Als wir gegen 19 Uhr am Backstage ankommen, werden wir von einer endlosen Einlassschlange voller minderjähriger Teenager überrascht, die allesamt ins Werk wollen. Zum Glück müssen wir in den Club und können einfach vorbeigehen, verfolgen das Treiben am Einlass vom Werk aber mit Neugier. Die Kids pressen sich aneinander, jede*r will ganz vorne sein. Plötzlich schreien alle “Bobby! Bobby!”, da ist er drinnen wohl mal kurz durchs Bild gelaufen. Gemeint ist damit Bobby Vandamme, der mit Jean-Claude vermutlich nicht verwandt ist. Ein Star auf Tik Tok, wie uns Google verrät.
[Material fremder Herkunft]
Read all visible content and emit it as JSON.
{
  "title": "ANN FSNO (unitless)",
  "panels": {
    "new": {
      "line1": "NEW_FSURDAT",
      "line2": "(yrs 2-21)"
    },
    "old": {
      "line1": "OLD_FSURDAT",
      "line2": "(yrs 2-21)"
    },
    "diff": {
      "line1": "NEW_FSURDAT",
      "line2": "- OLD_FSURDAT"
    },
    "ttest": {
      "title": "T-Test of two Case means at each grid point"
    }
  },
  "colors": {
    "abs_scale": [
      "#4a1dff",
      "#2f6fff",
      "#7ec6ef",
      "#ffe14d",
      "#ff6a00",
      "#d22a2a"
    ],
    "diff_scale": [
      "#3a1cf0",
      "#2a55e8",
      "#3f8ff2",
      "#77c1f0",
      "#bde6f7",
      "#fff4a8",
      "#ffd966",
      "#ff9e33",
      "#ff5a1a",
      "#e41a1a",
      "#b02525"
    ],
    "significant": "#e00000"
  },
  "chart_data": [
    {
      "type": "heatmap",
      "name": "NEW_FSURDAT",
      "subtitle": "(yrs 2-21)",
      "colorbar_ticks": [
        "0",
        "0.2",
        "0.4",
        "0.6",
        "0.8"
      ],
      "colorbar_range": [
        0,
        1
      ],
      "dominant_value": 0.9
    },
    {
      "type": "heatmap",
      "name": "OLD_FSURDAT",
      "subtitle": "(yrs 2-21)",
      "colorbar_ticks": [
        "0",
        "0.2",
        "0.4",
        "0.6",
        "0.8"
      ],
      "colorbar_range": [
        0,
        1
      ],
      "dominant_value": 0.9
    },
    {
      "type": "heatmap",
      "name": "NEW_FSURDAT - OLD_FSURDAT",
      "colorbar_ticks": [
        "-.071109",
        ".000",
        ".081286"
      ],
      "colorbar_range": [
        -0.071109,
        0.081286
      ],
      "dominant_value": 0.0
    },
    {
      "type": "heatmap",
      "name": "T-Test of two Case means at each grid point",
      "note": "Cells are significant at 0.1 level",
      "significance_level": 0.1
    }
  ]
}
Als sich die Türen schließlich öffnen, werden die Ordner von der ersten Welle einfach überrannt. Sie haben keine Chance. Erst danach gelingt es, etwas Ruhe und Ordnung in die Einlasskontrolle zu bringen. Wir schauen uns achselzuckend an und gehen ganz ohne Stress in den Club. Hier gibt es noch den auffallend schönen Merch zu bewundern, während das Publikum langsam zahlreicher wird. So gut wie alle kommen in Schwarz, einige sogar mit opulentem Gothic-Make-Up. Das macht Lust auf mehr.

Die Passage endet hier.